La organización sin fines de lucro Advocates for Community Health calcula que los cambios a Medicaid incluidos en el proyecto de ley republicano “One Big Beautiful Bill Act” supondrán un costo de 137,000 millones de dólares para las zonas rurales de todo Estados Unidos. Las nuevas subvenciones ascienden a unos 50,000 millones de dólares.
Tory Starr, director ejecutivo de Open Door Community Health Centers, en el noroeste de California, dijo que las subvenciones solo cubrirán los gastos de infraestructura, no los gastos operativos.
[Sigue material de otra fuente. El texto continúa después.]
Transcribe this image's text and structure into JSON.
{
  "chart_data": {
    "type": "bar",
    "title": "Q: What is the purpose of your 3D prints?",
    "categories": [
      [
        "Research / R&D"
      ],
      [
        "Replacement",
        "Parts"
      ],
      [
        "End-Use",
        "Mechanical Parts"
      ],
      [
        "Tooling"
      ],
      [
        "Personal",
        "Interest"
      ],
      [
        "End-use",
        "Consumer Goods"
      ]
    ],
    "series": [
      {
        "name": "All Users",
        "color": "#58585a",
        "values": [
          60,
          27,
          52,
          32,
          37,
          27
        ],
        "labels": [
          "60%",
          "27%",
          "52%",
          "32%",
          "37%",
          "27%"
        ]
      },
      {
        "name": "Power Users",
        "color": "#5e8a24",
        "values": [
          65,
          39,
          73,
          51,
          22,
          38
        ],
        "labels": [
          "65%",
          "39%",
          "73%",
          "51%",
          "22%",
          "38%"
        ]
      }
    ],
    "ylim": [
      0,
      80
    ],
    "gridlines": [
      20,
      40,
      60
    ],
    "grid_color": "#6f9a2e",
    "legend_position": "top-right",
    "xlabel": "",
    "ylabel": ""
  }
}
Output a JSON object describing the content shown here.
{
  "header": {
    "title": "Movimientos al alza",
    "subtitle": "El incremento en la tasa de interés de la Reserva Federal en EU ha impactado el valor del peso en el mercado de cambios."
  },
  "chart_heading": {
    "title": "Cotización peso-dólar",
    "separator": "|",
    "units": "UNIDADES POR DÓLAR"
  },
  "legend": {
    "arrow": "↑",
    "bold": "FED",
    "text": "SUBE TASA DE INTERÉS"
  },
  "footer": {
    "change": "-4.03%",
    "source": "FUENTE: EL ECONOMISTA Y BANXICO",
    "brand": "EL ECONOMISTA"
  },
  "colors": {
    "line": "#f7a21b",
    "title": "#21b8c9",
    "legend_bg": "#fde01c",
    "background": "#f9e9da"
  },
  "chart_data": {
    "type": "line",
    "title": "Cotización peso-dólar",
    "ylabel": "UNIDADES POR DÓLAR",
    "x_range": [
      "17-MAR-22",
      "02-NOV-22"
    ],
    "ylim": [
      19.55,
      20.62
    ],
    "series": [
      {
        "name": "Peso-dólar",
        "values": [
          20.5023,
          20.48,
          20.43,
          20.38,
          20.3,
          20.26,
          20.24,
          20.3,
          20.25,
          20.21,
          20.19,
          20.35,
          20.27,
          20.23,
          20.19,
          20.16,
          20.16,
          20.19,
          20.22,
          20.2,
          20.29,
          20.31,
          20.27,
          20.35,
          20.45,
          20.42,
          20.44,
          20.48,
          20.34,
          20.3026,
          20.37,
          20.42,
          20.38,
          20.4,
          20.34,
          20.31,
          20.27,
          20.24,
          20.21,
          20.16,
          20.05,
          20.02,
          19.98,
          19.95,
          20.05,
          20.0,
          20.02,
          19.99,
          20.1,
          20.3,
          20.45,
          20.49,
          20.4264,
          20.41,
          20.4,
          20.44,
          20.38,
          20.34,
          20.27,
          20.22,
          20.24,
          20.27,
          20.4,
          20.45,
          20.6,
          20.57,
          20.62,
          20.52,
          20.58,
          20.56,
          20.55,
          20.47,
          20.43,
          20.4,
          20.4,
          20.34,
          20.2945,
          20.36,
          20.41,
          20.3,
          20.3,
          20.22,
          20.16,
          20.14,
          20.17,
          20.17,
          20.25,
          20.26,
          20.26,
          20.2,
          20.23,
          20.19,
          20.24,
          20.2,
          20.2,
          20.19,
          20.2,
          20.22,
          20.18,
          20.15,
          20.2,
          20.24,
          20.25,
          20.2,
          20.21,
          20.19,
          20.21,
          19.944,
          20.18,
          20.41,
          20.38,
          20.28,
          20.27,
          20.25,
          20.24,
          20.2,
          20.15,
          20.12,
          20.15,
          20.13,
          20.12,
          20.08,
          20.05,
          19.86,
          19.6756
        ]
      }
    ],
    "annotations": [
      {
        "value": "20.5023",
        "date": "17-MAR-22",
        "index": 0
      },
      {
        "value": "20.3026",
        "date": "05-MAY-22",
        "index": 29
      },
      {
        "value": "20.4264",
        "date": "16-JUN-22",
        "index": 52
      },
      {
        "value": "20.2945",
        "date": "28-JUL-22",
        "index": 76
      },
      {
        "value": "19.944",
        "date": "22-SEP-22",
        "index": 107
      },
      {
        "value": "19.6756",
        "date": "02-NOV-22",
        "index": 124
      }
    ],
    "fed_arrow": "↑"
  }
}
“Los fondos de la subvención no compensarán la pérdida de ingresos que supone que la gente se quede sin cobertura”, señaló Starr. “Esto va a tener un impacto devastador en las economías de las zonas rurales”.
El estado calcula que 1,4 millones de californianos podrían perder su cobertura médica en los próximos dos años debido a los nuevos requisitos laborales y al aumento de los controles de elegibilidad que impone el proyecto de ley republicano. Se espera que el 1 de junio se den a conocer más detalles, cuando el estado publique las directrices sobre quiénes se verán afectados por los requisitos laborales.
Los partidarios de la “Ley One Big Beautiful Bill” justifican los recortes argumentando que los fondos ahorrados se invertirán mejor en otras prioridades del gobierno, como la aplicación de las leyes de inmigración y la reducción de los impuestos a las empresas.
Starr señaló que las clínicas tendrán solo seis meses para solicitar los fondos de la Subvención para la Transformación de la Salud Rural, un plazo que, según ella, favorece a las grandes instituciones, como los centros de salud universitarios, en detrimento de las pequeñas clínicas rurales.
“Sería útil que se establecieran requisitos para garantizar que las poblaciones a las que se dirigen las iniciativas puedan participar realmente”, afirmó Starr.
Amanda Pears Kelly, directora ejecutiva de Advocates for Community Health, afirmó que, en última instancia, el Congreso debe identificar nuevas fuentes de financiación para los centros de salud comunitarios.
“Es necesario crear un Fondo de Valor e Innovación para la atención primaria, un mecanismo de estabilización de 3,000 millones de dólares destinado a preservar y reforzar lo que ya funciona”, afirmó.
El estado calculó que los cambios en Medicaid podrían suponer para las clínicas y los hospitales de California una pérdida de unos 30 000 millones de dólares en fondos federales al año.